Let's keep the focus of our discussion on your needs." While it is important to address the client's needs, it is also necessary to address the client's concerns and feelings related to the interactions with other clients. Ignoring or dismissing the client's concerns can further isolate the client and hinder their progress in the therapeutic environment

D. Everything will get beter once you get to know everyone.

Everything will get beter once you get to know everyone." This response minimizes the client's feelings and does not provide immediate support or address the client's concerns. It is essential for the nurse to validate the client's emotions and explore strategies to address the issue of others making fun of the client.

Full Explanation

b. "You feel upset by the responses of others."

The appropriate response by the nurse is to acknowledge and validate the client's feelings. Option b, "You feel upset by the responses of others," demonstrates empathy and reflects back the client's feelings, indicating that the nurse understands and acknowledges the client's distress.

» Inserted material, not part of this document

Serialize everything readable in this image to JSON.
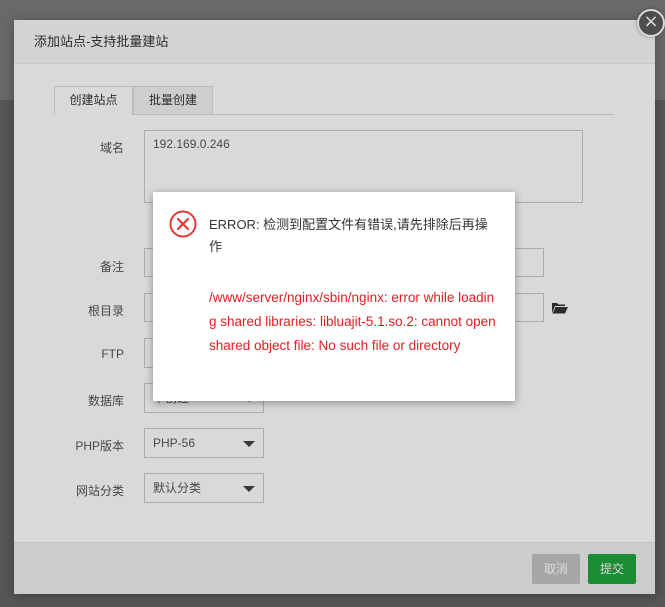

Explanation for the other options:

a. "I think you should just ignore the others." This response dismisses the client's concerns and does not address the underlying issue of the client feeling hurt by the interactions with others. It is important for the nurse to address the client's feelings and provide support.

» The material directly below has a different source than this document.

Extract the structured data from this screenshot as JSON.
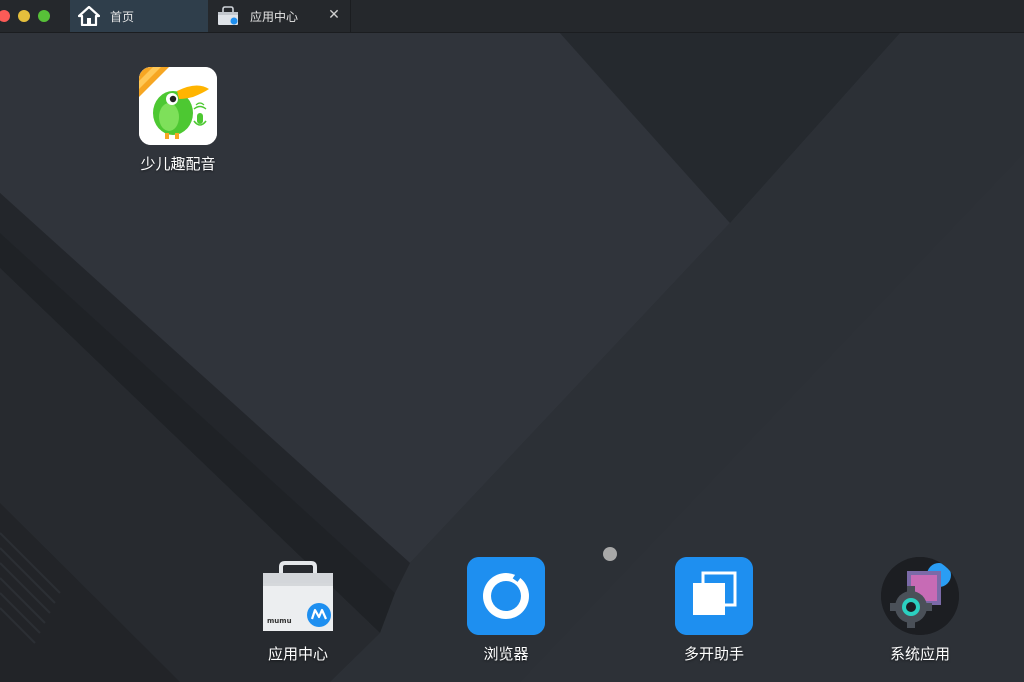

c. "Let's keep the focus of our discussion on your needs." While it is important to address the client's needs, it is also necessary to address the client's concerns and feelings related to the interactions with other clients. Ignoring or dismissing the client's concerns can further isolate the client and hinder their progress in the therapeutic environment.

d. "Everything will get beter once you get to know everyone." This response minimizes the client's feelings and does not provide immediate support or address the client's concerns. It is essential for the nurse to validate the client's emotions and explore strategies to address the issue of others making fun of the client.

In summary, the nurse should choose a response that acknowledges the client's feelings and demonstrates empathy. Validating the client's experience can help establish trust and provide a foundation for further therapeutic interventions.